Nos va a doler, pero...

Cuando enfermaba de niño me consolaba el hecho de no asistir a la escuela. Sabía que no era bueno tener fiebre o padecer de falta de aire, pero esos dos o tres días en casa sin cumplir con mi deber, viendo tele, dibujando a todas horas o siendo consentido, eran “maravillosos”. Lo peor, las inyecciones o las amargas medicinas que siempre acompañan cualquier proceso de sanación. Recuerdo que mi madre me advertía, esto te va a doler, pero es necesario para que mejore tu salud.

Muchos de esos días de enfermedad estaba durmiendo, soñando el más hermoso de los sueños y a las cuatro de la mañana se encendía la luz de mi habitación y, detrás del desconcierto, aparecía mi madre blandiendo una inyección de penicilina cristalina rapilenta. No sé por qué siempre esas agujas parecían inmensas. Yo oponía la mayor de las resistencias posibles, pataleaba, lloraba y gritaba contra la cruel tortura.

Porque en el momento que uno se está tragando una manguera para un gastro, en lo que menos piensa es en los beneficios de la prueba. Uno imagina al enfermero como la persona más cruel del mundo o ese dentista que se aferra a tu muela careada y tira de ella aparentemente sin compasión, es un sádico lunático que disfruta con tu sufrimiento. En realidad todos preferimos una colchita caliente, los mimos de mamá, no asistir a la escuela, que nos dejen hacer lo que nos dé la gana. Esos remedios que realmente no curan, pero no duelen.

En la vida de las sociedades sucede lo mismo. Si somos pobres y nos ponen en el plato el pescado bien cocinado y sabrosito, en vez de la vara y el anzuelo, nos malcrían. A todos nos gustan que nos quieran y nos hagan sentir especiales. Pero esas malacrianzas están muy lejos de ser la solución para la pobreza. 

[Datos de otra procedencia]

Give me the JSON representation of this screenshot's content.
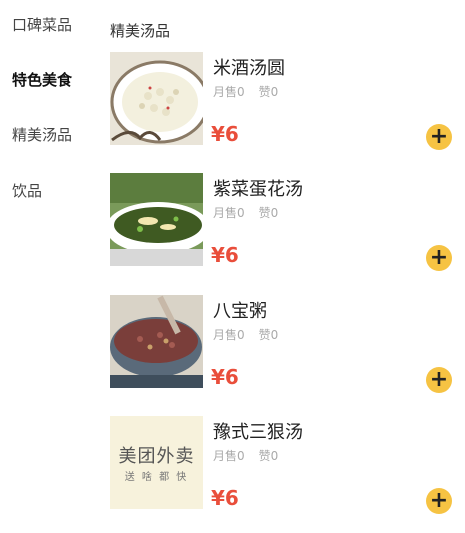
{
  "sidebar": {
    "items": [
      {
        "label": "口碑菜品",
        "active": false
      },
      {
        "label": "特色美食",
        "active": true
      },
      {
        "label": "精美汤品",
        "active": false
      },
      {
        "label": "饮品",
        "active": false
      }
    ]
  },
  "main": {
    "section_title": "精美汤品",
    "dishes": [
      {
        "name": "米酒汤圆",
        "sales": "月售0",
        "likes": "赞0",
        "price": "¥6",
        "image": "rice-wine-dumpling-soup-photo"
      },
      {
        "name": "紫菜蛋花汤",
        "sales": "月售0",
        "likes": "赞0",
        "price": "¥6",
        "image": "seaweed-egg-soup-photo"
      },
      {
        "name": "八宝粥",
        "sales": "月售0",
        "likes": "赞0",
        "price": "¥6",
        "image": "eight-treasure-porridge-photo"
      },
      {
        "name": "豫式三狠汤",
        "sales": "月售0",
        "likes": "赞0",
        "price": "¥6",
        "image": "meituan-waimai-placeholder",
        "placeholder_title": "美团外卖",
        "placeholder_sub": "送 啥 都 快"
      }
    ],
    "add_button": "+"
  },
  "colors": {
    "price": "#e94e3b",
    "add_button": "#f6c343",
    "active_text": "#111111",
    "muted_text": "#aaaaaa"
  }
}
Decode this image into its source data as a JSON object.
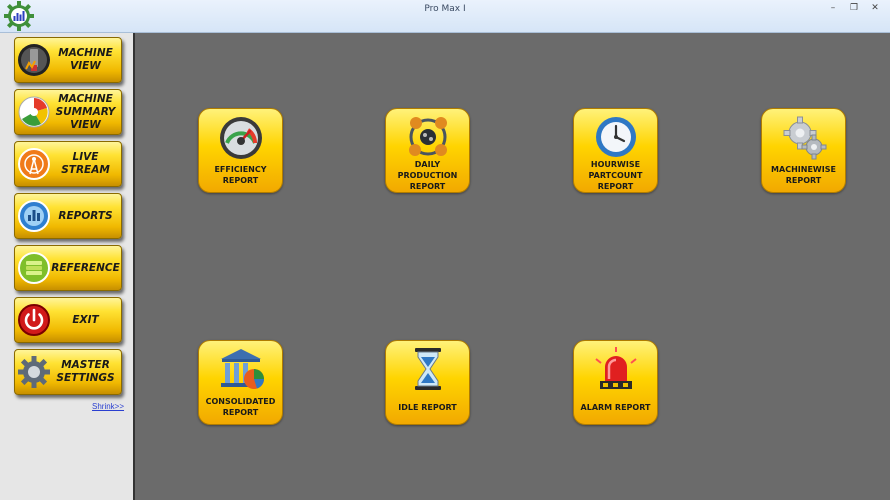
{
  "window": {
    "title": "Pro Max I",
    "minimize": "–",
    "restore": "❐",
    "close": "✕"
  },
  "sidebar": {
    "items": [
      {
        "label": "MACHINE VIEW",
        "icon": "machine-view-icon"
      },
      {
        "label": "MACHINE SUMMARY VIEW",
        "icon": "summary-gauge-icon"
      },
      {
        "label": "LIVE STREAM",
        "icon": "broadcast-tower-icon"
      },
      {
        "label": "REPORTS",
        "icon": "reports-icon"
      },
      {
        "label": "REFERENCE",
        "icon": "reference-icon"
      },
      {
        "label": "EXIT",
        "icon": "power-icon"
      },
      {
        "label": "MASTER SETTINGS",
        "icon": "gear-icon"
      }
    ],
    "shrink_label": "Shrink>>"
  },
  "reports": [
    {
      "label": "EFFICIENCY REPORT",
      "icon": "speedometer-icon"
    },
    {
      "label": "DAILY PRODUCTION REPORT",
      "icon": "production-cycle-icon"
    },
    {
      "label": "HOURWISE PARTCOUNT REPORT",
      "icon": "clock-icon"
    },
    {
      "label": "MACHINEWISE REPORT",
      "icon": "gears-icon"
    },
    {
      "label": "CONSOLIDATED REPORT",
      "icon": "bank-chart-icon"
    },
    {
      "label": "IDLE REPORT",
      "icon": "hourglass-icon"
    },
    {
      "label": "ALARM REPORT",
      "icon": "siren-icon"
    }
  ],
  "colors": {
    "accent": "#ffd400",
    "background": "#6b6b6b",
    "sidebar": "#e6e6e6",
    "link": "#2a3fd0"
  }
}
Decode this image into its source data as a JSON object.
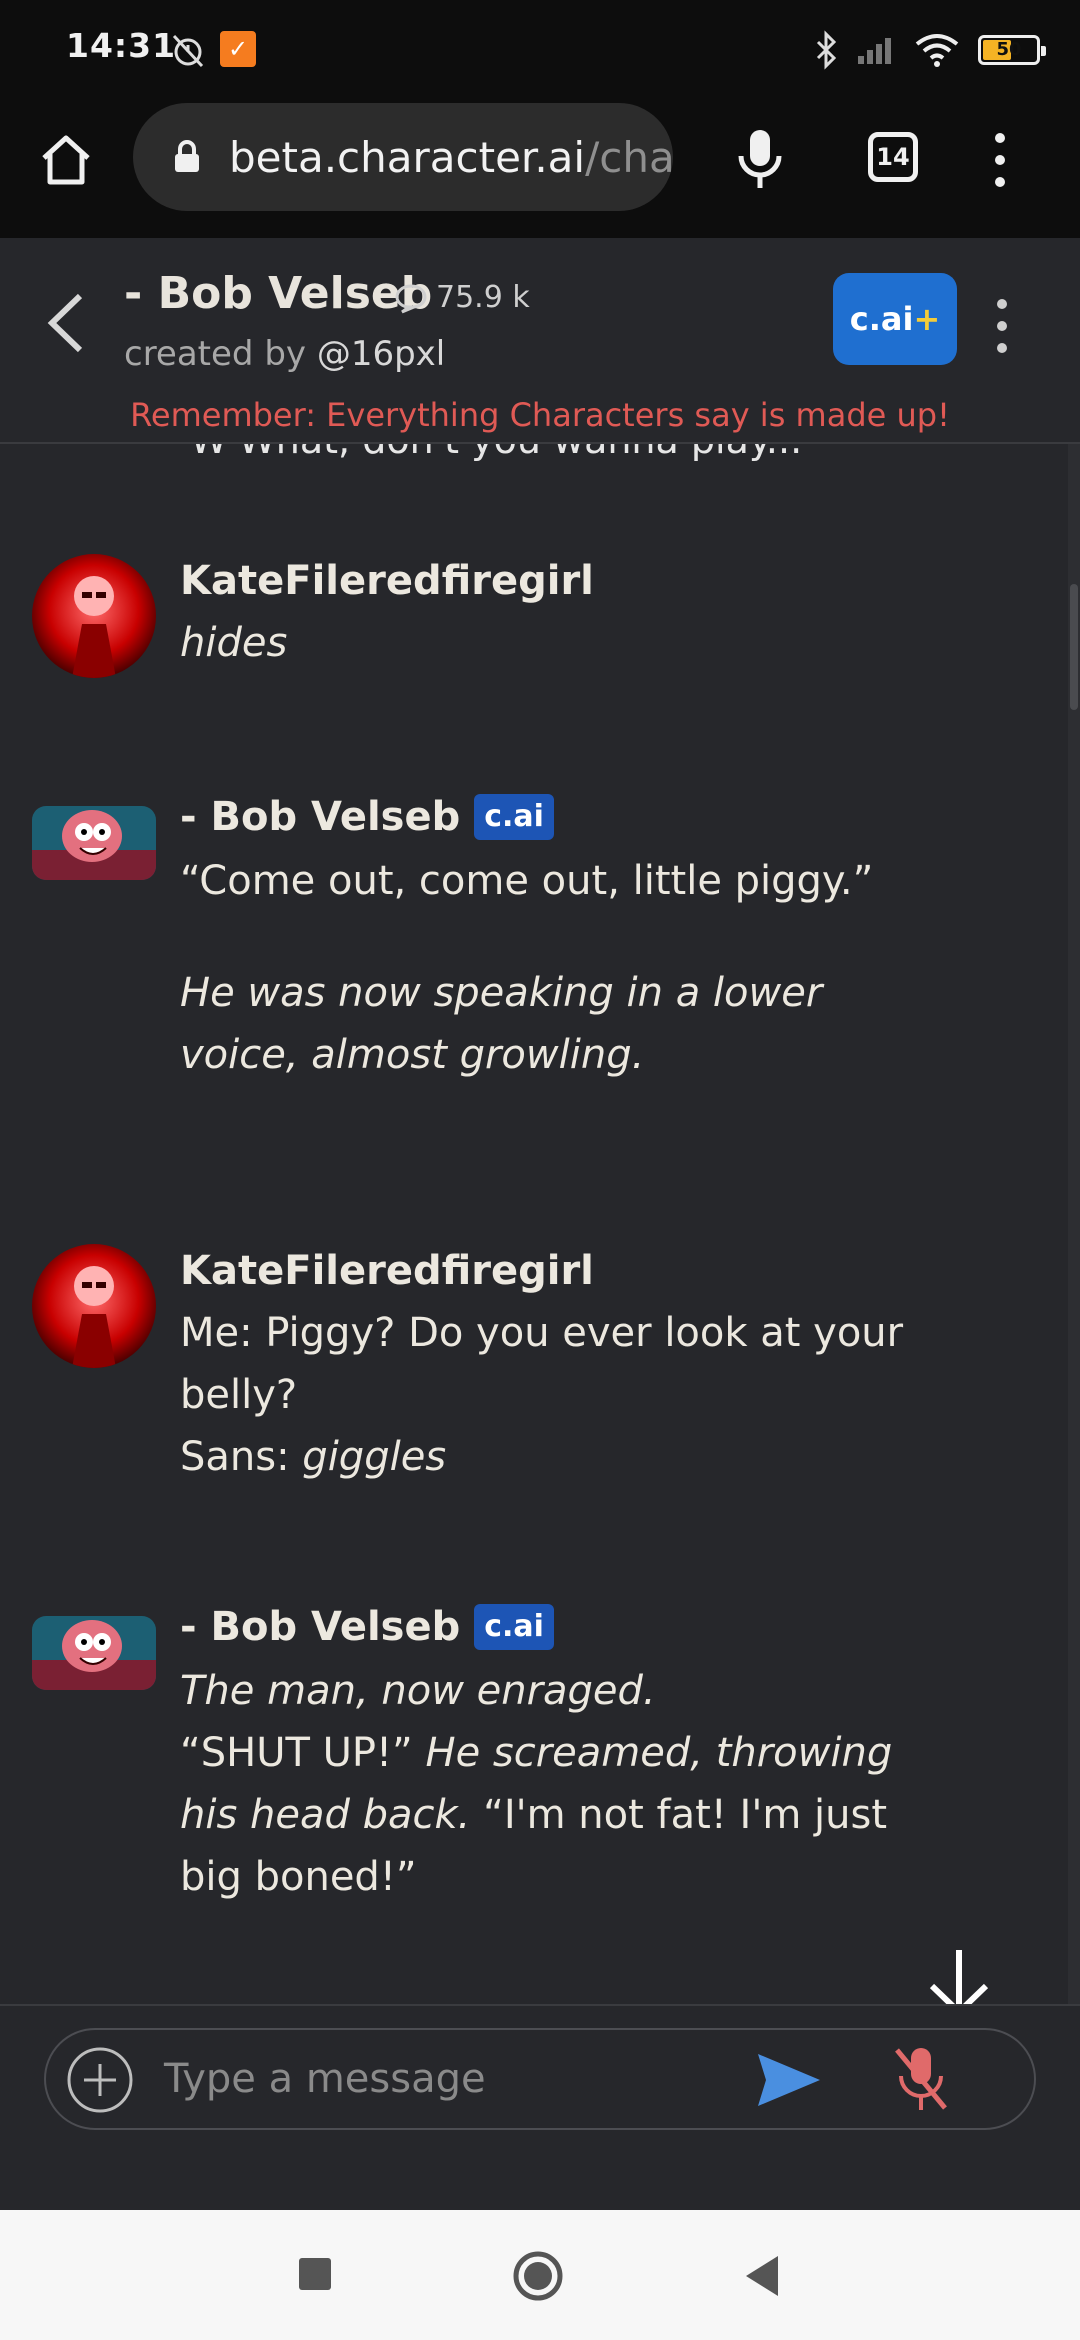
{
  "status_bar": {
    "time": "14:31",
    "app_icon_glyph": "✓",
    "battery_level": "50",
    "icons": [
      "alarm-off-icon",
      "app-notification-icon",
      "bluetooth-icon",
      "signal-icon",
      "wifi-icon",
      "battery-icon"
    ]
  },
  "browser": {
    "url_domain": "beta.character.ai",
    "url_path": "/chat",
    "tab_count": "14"
  },
  "header": {
    "character_name": "- Bob Velseb",
    "chat_count": "75.9 k",
    "created_by_prefix": "created by ",
    "creator": "@16pxl",
    "plus_button": "c.ai",
    "plus_mark": "+",
    "disclaimer": "Remember: Everything Characters say is made up!"
  },
  "chat": {
    "partial_text": "W-What, don't you wanna play...",
    "messages": [
      {
        "author": "KateFileredfiregirl",
        "line1_italic": "hides"
      },
      {
        "author": "- Bob Velseb",
        "tag": "c.ai",
        "line1": "“Come out, come out, little piggy.”",
        "para2_italic": "He was now speaking in a lower voice, almost growling."
      },
      {
        "author": "KateFileredfiregirl",
        "line1": "Me: Piggy? Do you ever look at your belly?",
        "line2_prefix": "Sans: ",
        "line2_italic": "giggles"
      },
      {
        "author": "- Bob Velseb",
        "tag": "c.ai",
        "line1_italic": "The man, now enraged.",
        "line2_quote": "“SHUT UP!”",
        "line2_italic": " He screamed, throwing his head back.",
        "line2_quote2": " “I'm not fat! I'm just big boned!”"
      }
    ]
  },
  "input": {
    "placeholder": "Type a message"
  },
  "colors": {
    "background": "#26272b",
    "accent_blue": "#1f6fd0",
    "disclaimer_red": "#e05a55",
    "send_blue": "#4a8fe0",
    "mic_off_red": "#e06a6a"
  }
}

¡Tome la vara y vaya al río! Allí hay suficiente pescado para que te alimentes e incluso puedas hacer negocio con el sobrante de la captura y, tal vez, dejes de ser pobre. Pero pescar a veces es peligroso y en ocasiones infructuoso. Por eso preferimos comer el alimento ajeno bien calentito. Es normal, es humano, pero no nos saca de pobre.

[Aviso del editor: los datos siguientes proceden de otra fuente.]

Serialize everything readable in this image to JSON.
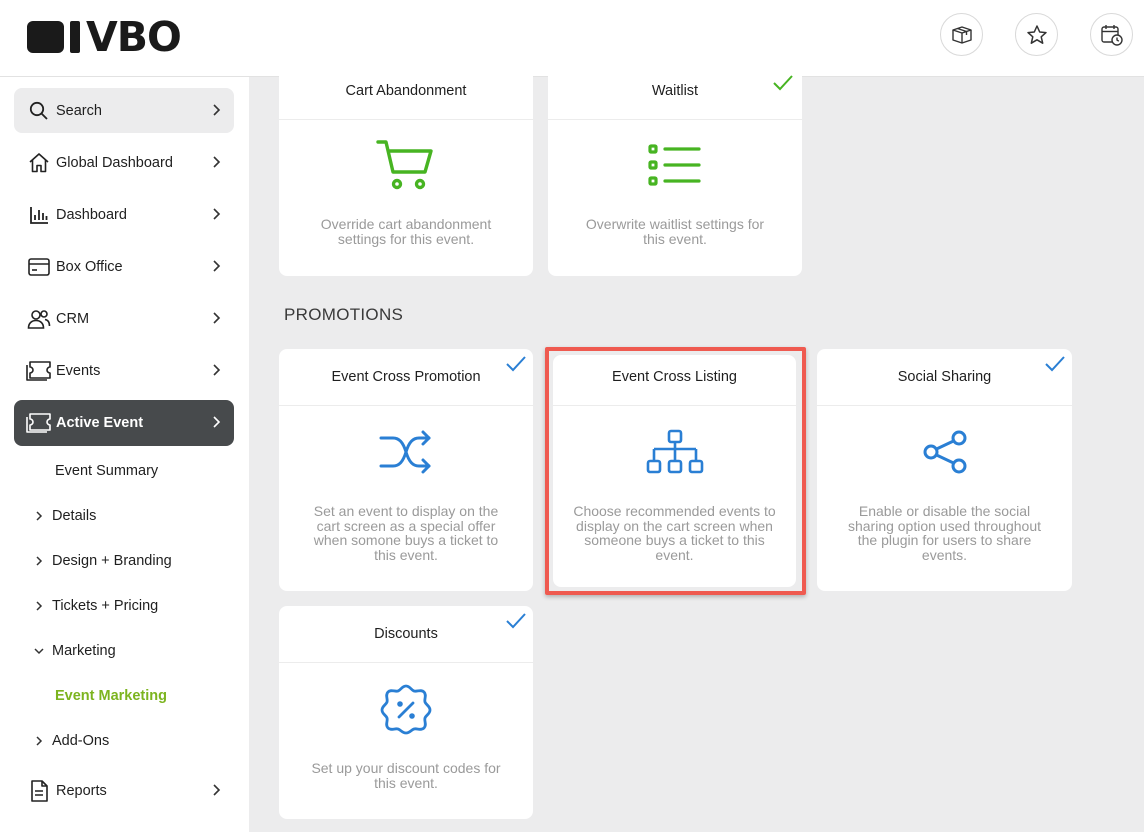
{
  "brand": {
    "logo_text": "VBO"
  },
  "header": {
    "icons": [
      "gift-box-icon",
      "star-icon",
      "calendar-clock-icon"
    ]
  },
  "sidebar": {
    "items": [
      {
        "label": "Search",
        "icon": "search-icon"
      },
      {
        "label": "Global Dashboard",
        "icon": "home-icon"
      },
      {
        "label": "Dashboard",
        "icon": "bar-chart-icon"
      },
      {
        "label": "Box Office",
        "icon": "card-icon"
      },
      {
        "label": "CRM",
        "icon": "users-icon"
      },
      {
        "label": "Events",
        "icon": "ticket-icon"
      },
      {
        "label": "Active Event",
        "icon": "ticket-icon"
      },
      {
        "label": "Reports",
        "icon": "document-icon"
      }
    ],
    "sub_items": [
      {
        "label": "Event Summary"
      },
      {
        "label": "Details"
      },
      {
        "label": "Design + Branding"
      },
      {
        "label": "Tickets + Pricing"
      },
      {
        "label": "Marketing"
      },
      {
        "label": "Event Marketing"
      },
      {
        "label": "Add-Ons"
      }
    ]
  },
  "colors": {
    "accent_green": "#7cb41f",
    "icon_green": "#47b422",
    "icon_blue": "#2a7fd4",
    "highlight_red": "#ef5a50",
    "active_nav": "#474a4c"
  },
  "cards_top": [
    {
      "title": "Cart Abandonment",
      "icon": "cart-icon",
      "desc": "Override cart abandonment settings for this event.",
      "checked": false
    },
    {
      "title": "Waitlist",
      "icon": "list-icon",
      "desc": "Overwrite waitlist settings for this event.",
      "checked": true
    }
  ],
  "section": {
    "title": "PROMOTIONS"
  },
  "promotions": [
    {
      "title": "Event Cross Promotion",
      "icon": "shuffle-icon",
      "desc": "Set an event to display on the cart screen as a special offer when somone buys a ticket to this event.",
      "checked": true
    },
    {
      "title": "Event Cross Listing",
      "icon": "hierarchy-icon",
      "desc": "Choose recommended events to display on the cart screen when someone buys a ticket to this event.",
      "checked": false
    },
    {
      "title": "Social Sharing",
      "icon": "share-icon",
      "desc": "Enable or disable the social sharing option used throughout the plugin for users to share events.",
      "checked": true
    },
    {
      "title": "Discounts",
      "icon": "discount-badge-icon",
      "desc": "Set up your discount codes for this event.",
      "checked": true
    }
  ]
}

En Cuba tenemos cientos de males. El fundamental es no llevar las riendas de nuestras vidas. El régimen nos controla cada momento de la existencia. Los cubanos sabemos que la cura pasa por tomar la vara y salir a pescar nuestra propia suerte. Pero hasta ahora hemos tenido el alivio más allá del río, a 90 millas. Es fácil, si nos movemos geográficamente nos cambia totalmente la suerte. Las neveras se colman de pescado y sentimos el amor de un padrastro que nos malcría y nos acoge en su entorno seguro, pero no nos hace libre.

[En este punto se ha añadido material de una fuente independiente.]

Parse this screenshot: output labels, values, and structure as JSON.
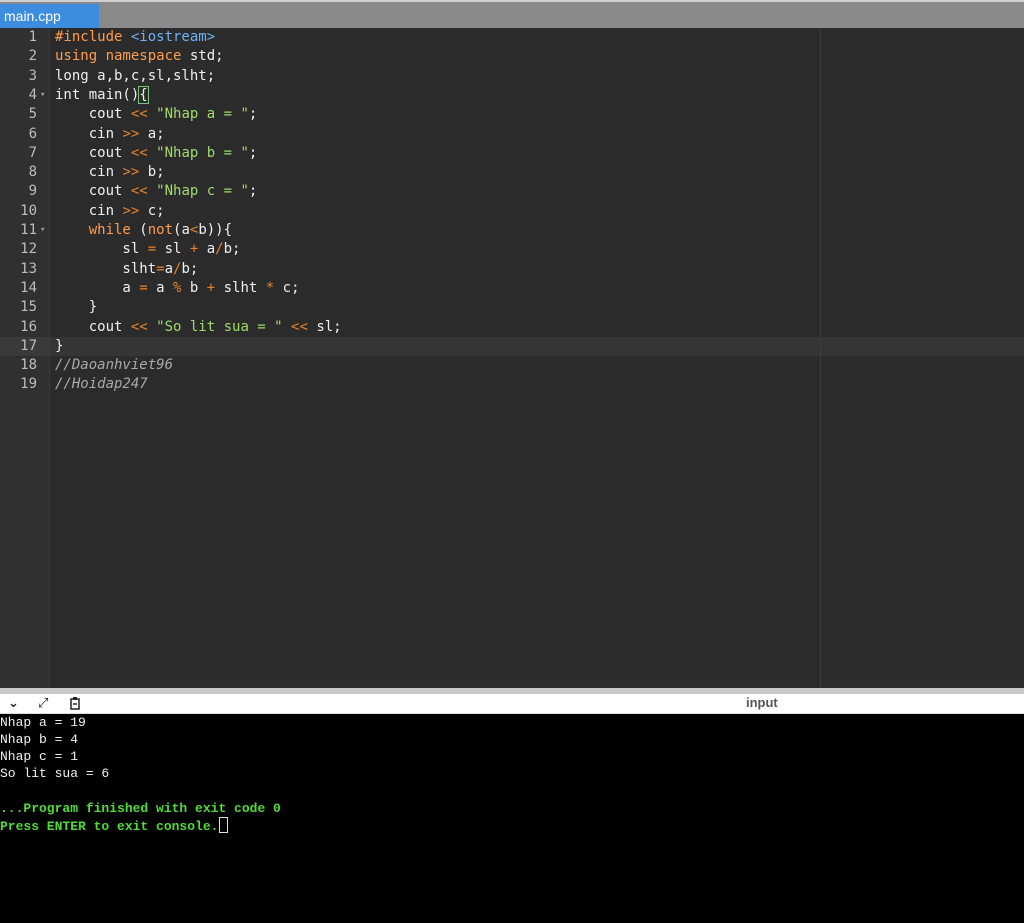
{
  "tab": {
    "label": "main.cpp"
  },
  "editor": {
    "line_numbers": [
      "1",
      "2",
      "3",
      "4",
      "5",
      "6",
      "7",
      "8",
      "9",
      "10",
      "11",
      "12",
      "13",
      "14",
      "15",
      "16",
      "17",
      "18",
      "19"
    ],
    "fold_markers": [
      "4",
      "11"
    ],
    "code": {
      "l1_a": "#include ",
      "l1_b": "<iostream>",
      "l2_a": "using namespace",
      "l2_b": " std;",
      "l3": "long a,b,c,sl,slht;",
      "l4_a": "int main()",
      "l4_b": "{",
      "l5_a": "    cout ",
      "l5_b": "<<",
      "l5_c": " ",
      "l5_d": "\"Nhap a = \"",
      "l5_e": ";",
      "l6_a": "    cin ",
      "l6_b": ">>",
      "l6_c": " a;",
      "l7_a": "    cout ",
      "l7_b": "<<",
      "l7_c": " ",
      "l7_d": "\"Nhap b = \"",
      "l7_e": ";",
      "l8_a": "    cin ",
      "l8_b": ">>",
      "l8_c": " b;",
      "l9_a": "    cout ",
      "l9_b": "<<",
      "l9_c": " ",
      "l9_d": "\"Nhap c = \"",
      "l9_e": ";",
      "l10_a": "    cin ",
      "l10_b": ">>",
      "l10_c": " c;",
      "l11_a": "    ",
      "l11_b": "while",
      "l11_c": " (",
      "l11_d": "not",
      "l11_e": "(a",
      "l11_f": "<",
      "l11_g": "b)){",
      "l12_a": "        sl ",
      "l12_b": "=",
      "l12_c": " sl ",
      "l12_d": "+",
      "l12_e": " a",
      "l12_f": "/",
      "l12_g": "b;",
      "l13_a": "        slht",
      "l13_b": "=",
      "l13_c": "a",
      "l13_d": "/",
      "l13_e": "b;",
      "l14_a": "        a ",
      "l14_b": "=",
      "l14_c": " a ",
      "l14_d": "%",
      "l14_e": " b ",
      "l14_f": "+",
      "l14_g": " slht ",
      "l14_h": "*",
      "l14_i": " c;",
      "l15": "    }",
      "l16_a": "    cout ",
      "l16_b": "<<",
      "l16_c": " ",
      "l16_d": "\"So lit sua = \"",
      "l16_e": " ",
      "l16_f": "<<",
      "l16_g": " sl;",
      "l17": "}",
      "l18": "//Daoanhviet96",
      "l19": "//Hoidap247"
    }
  },
  "console": {
    "header": {
      "input_label": "input",
      "collapse_icon": "chevron-down-icon",
      "expand_icon": "expand-arrows-icon",
      "copy_icon": "clipboard-icon"
    },
    "output_lines": [
      "Nhap a = 19",
      "Nhap b = 4",
      "Nhap c = 1",
      "So lit sua = 6",
      "",
      "...Program finished with exit code 0",
      "Press ENTER to exit console."
    ]
  },
  "colors": {
    "keyword": "#ff9d4d",
    "string": "#a0db6c",
    "include": "#6fb2f2",
    "comment": "#a9a9a9",
    "tab_active": "#3c8de0",
    "console_green": "#4fdc33"
  }
}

Hoy cuando dormíamos y fabulábamos en uno de esos sueños de enfermedad nos despertaron de madrugada para ponernos una cruel inyección, nos introdujeron la manguera que nos sacará la amarga bilis de nuestros estómagos enfermos, nos tiraron de la muela careada. Nos señalaron el camino al río y nos dieron la vara y el anzuelo. ¡A pescar!

Y, como advertía mi madre, la cura va a doler muchísimo pero, finalmente, nuestros hijos tendrán sus pies secos sobre el suelo libre de la patria.